Clause that Changed the World of . . .
November 6, 1980: IBM Contracts with Microsoft to Create MS-DOS
Less than six months before the release of the IBM PC, Microsoft is contracted to build MS-DOS. Microsoft was only about five years old at the time and was considered a small company. The success of MS-DOS helped Microsoft, who retained the rights to the Operating System, become a major player in the new personal computer software industry.
During the summer of 1980, IBM was originally interested in licensing the popular CP/M operating system, but the inability to come to an agreement with Digital Research led IBM to ask Microsoft if they could develop an operating system similar to CP/M.

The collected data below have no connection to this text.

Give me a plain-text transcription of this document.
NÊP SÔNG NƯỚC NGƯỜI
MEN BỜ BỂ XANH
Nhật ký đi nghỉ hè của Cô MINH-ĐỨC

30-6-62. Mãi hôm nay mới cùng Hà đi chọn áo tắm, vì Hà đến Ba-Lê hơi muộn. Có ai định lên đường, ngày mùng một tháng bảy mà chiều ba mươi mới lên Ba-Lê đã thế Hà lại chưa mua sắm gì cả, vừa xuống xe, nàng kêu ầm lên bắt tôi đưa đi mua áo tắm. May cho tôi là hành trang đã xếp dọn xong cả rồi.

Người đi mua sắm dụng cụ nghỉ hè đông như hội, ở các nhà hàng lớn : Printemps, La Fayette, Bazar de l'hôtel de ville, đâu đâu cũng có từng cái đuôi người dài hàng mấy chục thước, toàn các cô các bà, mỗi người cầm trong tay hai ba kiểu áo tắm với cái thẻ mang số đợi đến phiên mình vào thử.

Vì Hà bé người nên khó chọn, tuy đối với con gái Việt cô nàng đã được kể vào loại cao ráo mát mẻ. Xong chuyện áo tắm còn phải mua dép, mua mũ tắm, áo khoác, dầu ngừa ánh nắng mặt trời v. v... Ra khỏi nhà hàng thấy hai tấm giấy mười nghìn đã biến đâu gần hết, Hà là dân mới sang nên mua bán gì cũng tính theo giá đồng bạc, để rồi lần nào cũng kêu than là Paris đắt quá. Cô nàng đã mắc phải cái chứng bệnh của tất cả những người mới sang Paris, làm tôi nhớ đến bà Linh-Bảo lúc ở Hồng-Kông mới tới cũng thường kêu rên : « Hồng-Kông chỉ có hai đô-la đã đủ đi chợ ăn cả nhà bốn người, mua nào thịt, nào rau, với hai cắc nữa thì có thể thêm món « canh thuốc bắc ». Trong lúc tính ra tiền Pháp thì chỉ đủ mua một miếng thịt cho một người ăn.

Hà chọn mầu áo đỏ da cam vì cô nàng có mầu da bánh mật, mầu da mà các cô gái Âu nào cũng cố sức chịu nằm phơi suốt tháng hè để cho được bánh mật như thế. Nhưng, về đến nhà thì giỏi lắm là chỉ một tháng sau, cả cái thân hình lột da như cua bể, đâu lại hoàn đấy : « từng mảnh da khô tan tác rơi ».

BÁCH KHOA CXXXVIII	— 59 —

Microsoft was already going to work with IBM to deliver their BASIC programming language for the IBM PC, but they did not have an operating system. However, Microsoft knew that a small company named Seattle Computer Products (SCP) had developed an operating system similar to CP/M called QDOS, (Quick-and-Dirty Operating System). Microsoft suggested to IBM that QDOS could work as the IBM PC’s operating system.
Microsoft would license the QDOS operating system to begin development of the IBM PC version. In July of 1981, just weeks before the IBM PC would ship, Microsoft purchased full rights from SCP for what was now called 86-DOS. IBM PC-DOS was the name of the operating system that would ship on the IBM PC, but it was Microsoft that wholly developed the operating system after acquiring it from SCP.
Microsoft shrewdly included a clause in the agreement that allowed them to sell the operating system to other companies under the name MS-DOS. It was this clause that changed the course of technology history, opening the door for Microsoft to become the dominant technology company of the PC era.
Microsoft seemed to understand that by controlling the operating system, the underlying hardware became less relevant. IBM obviously did not consider this concept, nor did they foresee that companies would be able to successfully clone their hardware platform. Once companies were able to clone the hardware, they needed an operating system. Microsoft was more than happy to provide them with that operating system, which by design, was completely compatible with IBM’s PC-DOS.
Once IBM lost control of the platform they created, power shifted to the one major commonality between the IBM-compatible clones: Microsoft’s operating system.
It was IBM’s name that pushed the IBM PC into prominence, but it was the combination of hardware cloning and Microsoft licensing the operating system that created the dominant platform of the PC era, crushing nearly all competing personal computer platforms. Without this seemingly minor clause in this historical contract, the history of the PC era could have been quite different than it was.